Creating Communities of Belonging: Urge Congress to Pass Police Reform
Eric Garner, Michael Brown, Tamir Rice, Freddie Gray, George Floyd, Breonna Taylor, and Tyre Nichols are just a few victims of the nation’s long history of police brutality against people of color, particularly Black men, that has killed too many people for far too long. Reform at the federal level is vital to ensure that law enforcement training, use of force policies, and data collection address historic and ongoing systemic racial injustices.

Urge Congress to support the George Floyd Justice in Policing Act of 2024 (S.4991/H.R. 8525).

Background

Across the nation, police officers do vital and heroic work to keep communities safe. Yet, institutionalized racial inequity has created targeted policing and the disproportionate use of force against people of color. Today, Black and Brown people are more likely to be stopped by police, and these stops are more likely to result in frisks, searches, and arrests than those involving white individuals. In particular, Black Americans are over 2 times more likely to be killed during a police encounter than white Americans. 

In 2023, police killed the highest number of people on record. Despite years of numerous high-profile cases and horrific videos showing police brutality, Congress has failed to act. Currently, there is no federal ban on the use of racial or religious profiling by law enforcement, no national standard for police use of force, no statutory law on police use of lethal force in nine states and Washington, D.C., and a lack of robust and accessible data on police-community encounters.

The George Floyd Justice in Policing Act of 2024 (S.4991/H.R. 8525), is a first step in meaningful police reform legislation.
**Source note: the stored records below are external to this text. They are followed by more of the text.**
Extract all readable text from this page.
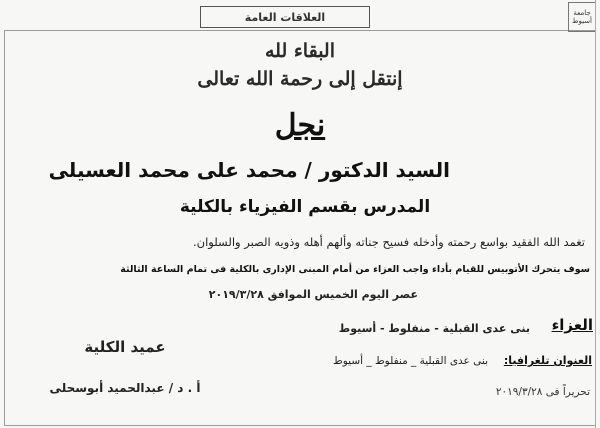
العلاقات العامة	جامعة أسيوط
البقاء لله
إنتقل إلى رحمة الله تعالى
نجل
السيد الدكتور / محمد على محمد العسيلى
المدرس بقسم الفيزياء بالكلية
تغمد الله الفقيد بواسع رحمته وأدخله فسيح جناته وألهم أهله وذويه الصبر والسلوان.
سوف يتحرك الأتوبيس للقيام بأداء واجب العزاء من أمام المبنى الإدارى بالكلية فى تمام الساعة الثالثة
عصر اليوم الخميس الموافق ٢٠١٩/٣/٢٨
العزاء
بنى عدى القبلية - منفلوط - أسيوط
العنوان تلغرافيا:
بنى عدى القبلية _ منفلوط _ أسيوط
تحريراً فى ٢٠١٩/٣/٢٨
عميد الكلية
أ . د / عبدالحميد أبوسحلى
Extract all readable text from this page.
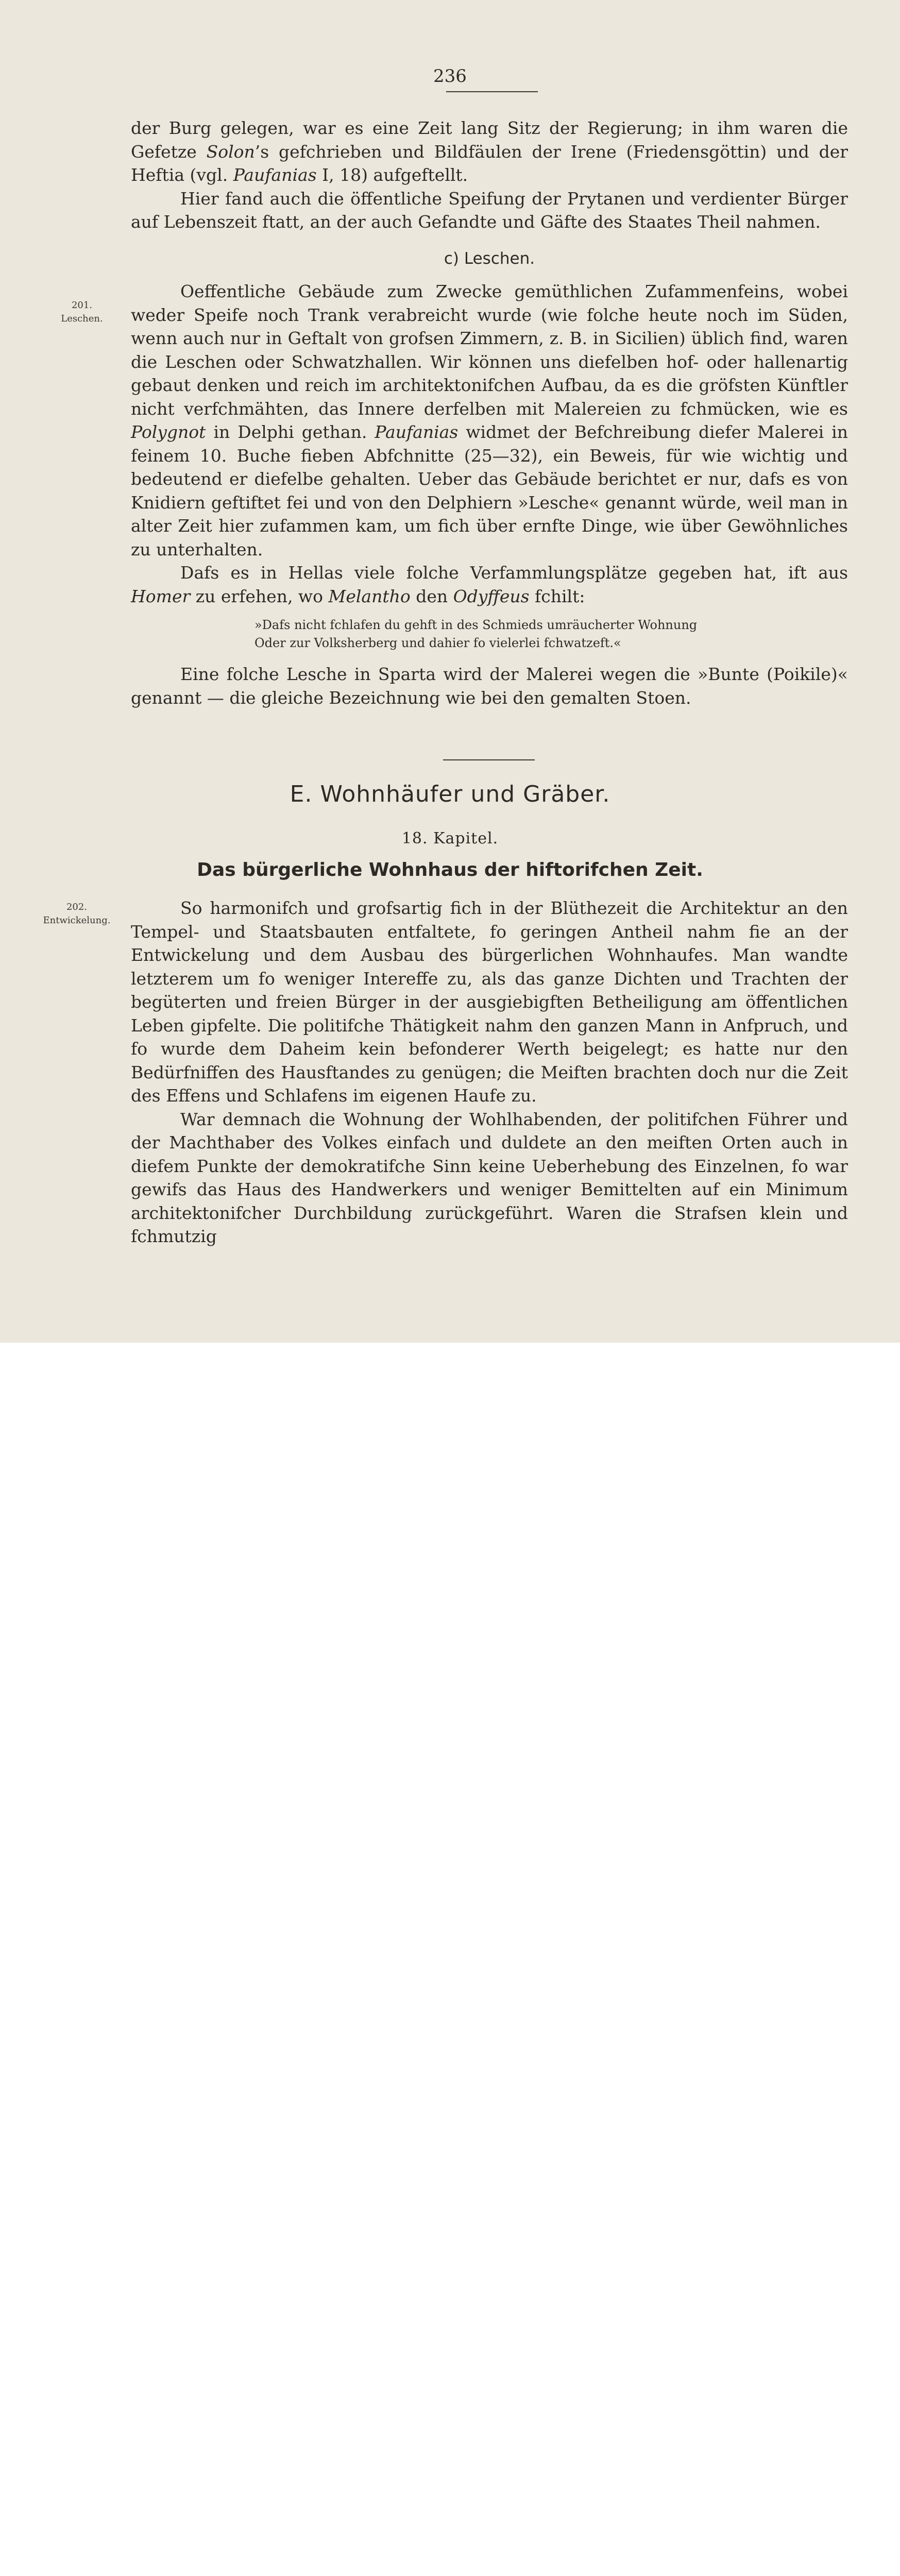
236

der Burg gelegen, war es eine Zeit lang Sitz der Regierung; in ihm waren die Gefetze Solon’s gefchrieben und Bildfäulen der Irene (Friedensgöttin) und der Heftia (vgl. Paufanias I, 18) aufgeftellt.

Hier fand auch die öffentliche Speifung der Prytanen und verdienter Bürger auf Lebenszeit ftatt, an der auch Gefandte und Gäfte des Staates Theil nahmen.

c) Leschen.

Oeffentliche Gebäude zum Zwecke gemüthlichen Zufammenfeins, wobei weder Speife noch Trank verabreicht wurde (wie folche heute noch im Süden, wenn auch nur in Geftalt von grofsen Zimmern, z. B. in Sicilien) üblich find, waren die Leschen oder Schwatzhallen. Wir können uns diefelben hof- oder hallenartig gebaut denken und reich im architektonifchen Aufbau, da es die gröfsten Künftler nicht verfchmähten, das Innere derfelben mit Malereien zu fchmücken, wie es Polygnot in Delphi gethan. Paufanias widmet der Befchreibung diefer Malerei in feinem 10. Buche fieben Abfchnitte (25—32), ein Beweis, für wie wichtig und bedeutend er diefelbe gehalten. Ueber das Gebäude berichtet er nur, dafs es von Knidiern geftiftet fei und von den Delphiern »Lesche« genannt würde, weil man in alter Zeit hier zufammen kam, um fich über ernfte Dinge, wie über Gewöhnliches zu unterhalten.

Dafs es in Hellas viele folche Verfammlungsplätze gegeben hat, ift aus Homer zu erfehen, wo Melantho den Odyffeus fchilt:

»Dafs nicht fchlafen du gehft in des Schmieds umräucherter Wohnung
Oder zur Volksherberg und dahier fo vielerlei fchwatzeft.«

Eine folche Lesche in Sparta wird der Malerei wegen die »Bunte (Poikile)« genannt — die gleiche Bezeichnung wie bei den gemalten Stoen.

201.
Leschen.
E. Wohnhäufer und Gräber.
18. Kapitel.
Das bürgerliche Wohnhaus der hiftorifchen Zeit.
202.
Entwickelung.

So harmonifch und grofsartig fich in der Blüthezeit die Architektur an den Tempel- und Staatsbauten entfaltete, fo geringen Antheil nahm fie an der Entwickelung und dem Ausbau des bürgerlichen Wohnhaufes. Man wandte letzterem um fo weniger Intereffe zu, als das ganze Dichten und Trachten der begüterten und freien Bürger in der ausgiebigften Betheiligung am öffentlichen Leben gipfelte. Die politifche Thätigkeit nahm den ganzen Mann in Anfpruch, und fo wurde dem Daheim kein befonderer Werth beigelegt; es hatte nur den Bedürfniffen des Hausftandes zu genügen; die Meiften brachten doch nur die Zeit des Effens und Schlafens im eigenen Haufe zu.

War demnach die Wohnung der Wohlhabenden, der politifchen Führer und der Machthaber des Volkes einfach und duldete an den meiften Orten auch in diefem Punkte der demokratifche Sinn keine Ueberhebung des Einzelnen, fo war gewifs das Haus des Handwerkers und weniger Bemittelten auf ein Minimum architektonifcher Durchbildung zurückgeführt. Waren die Strafsen klein und fchmutzig
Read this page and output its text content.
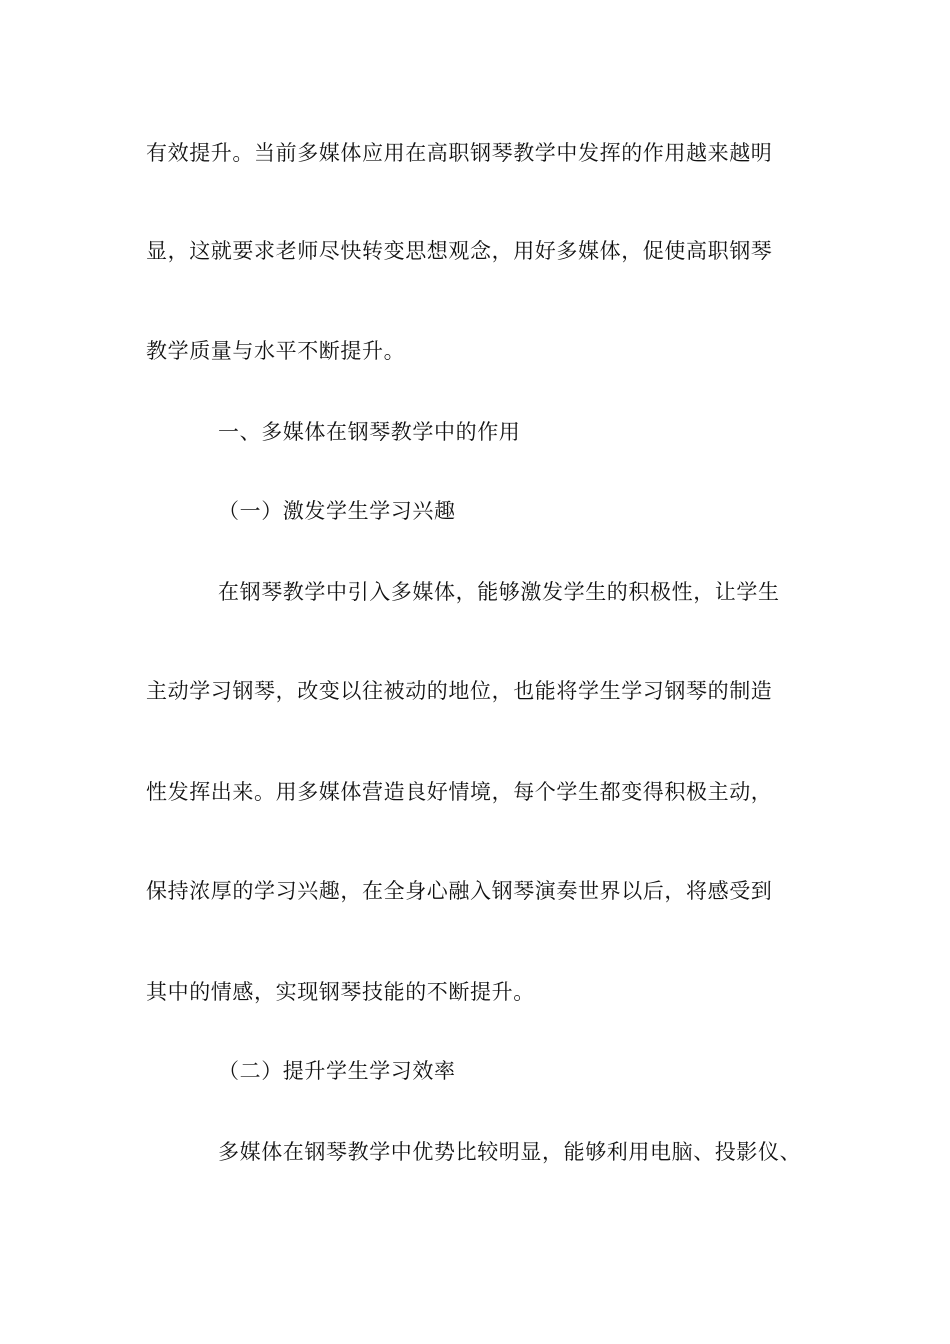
有效提升。当前多媒体应用在高职钢琴教学中发挥的作用越来越明
显，这就要求老师尽快转变思想观念，用好多媒体，促使高职钢琴
教学质量与水平不断提升。
一、多媒体在钢琴教学中的作用
（一）激发学生学习兴趣
在钢琴教学中引入多媒体，能够激发学生的积极性，让学生
主动学习钢琴，改变以往被动的地位，也能将学生学习钢琴的制造
性发挥出来。用多媒体营造良好情境，每个学生都变得积极主动，
保持浓厚的学习兴趣，在全身心融入钢琴演奏世界以后，将感受到
其中的情感，实现钢琴技能的不断提升。
（二）提升学生学习效率
多媒体在钢琴教学中优势比较明显，能够利用电脑、投影仪、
This bill:

  • Prohibits racial, religious, and discriminatory profiling by federal, state, and local law enforcement.
  • Establishes a national use of force standard that requires law enforcement officers to employ de-escalation techniques and only use deadly force as a last resort.
  • Deems maneuvers that restrict the flow of blood or oxygen to the brain by law enforcement to be federal civil rights violations.
  • Requires state and local law enforcement agencies to report use of force data, disaggregated by race, sex, disability, religion, age.

Enacting these reforms will not only make our communities safer, but also begin the process of confronting racism in policing. During this time of mourning, Congress can take meaningful action to ensure that all people are protected equally under the law, and improve the protection of communities of color.

Join us in calling on Congress to address systemic racial injustice and reform police practices.

Jewish Values

Jewish tradition teaches tzedek, tzedek tirdof, "Justice, justice you shall pursue" (Deuteronomy 16:20). The sages explained that the word tzedek is repeated not only for emphasis but to teach us that in our pursuit of justice, our means must be as just as our ends.

We are also guided by the words of Leviticus (19:15), “You shall do no unrighteousness in judgement; you shalt not respect the person of the poor, nor favor the person of the mighty; but in righteousness shall you judge your neighbor.” Justice must never be predicated on the color of one’s skin.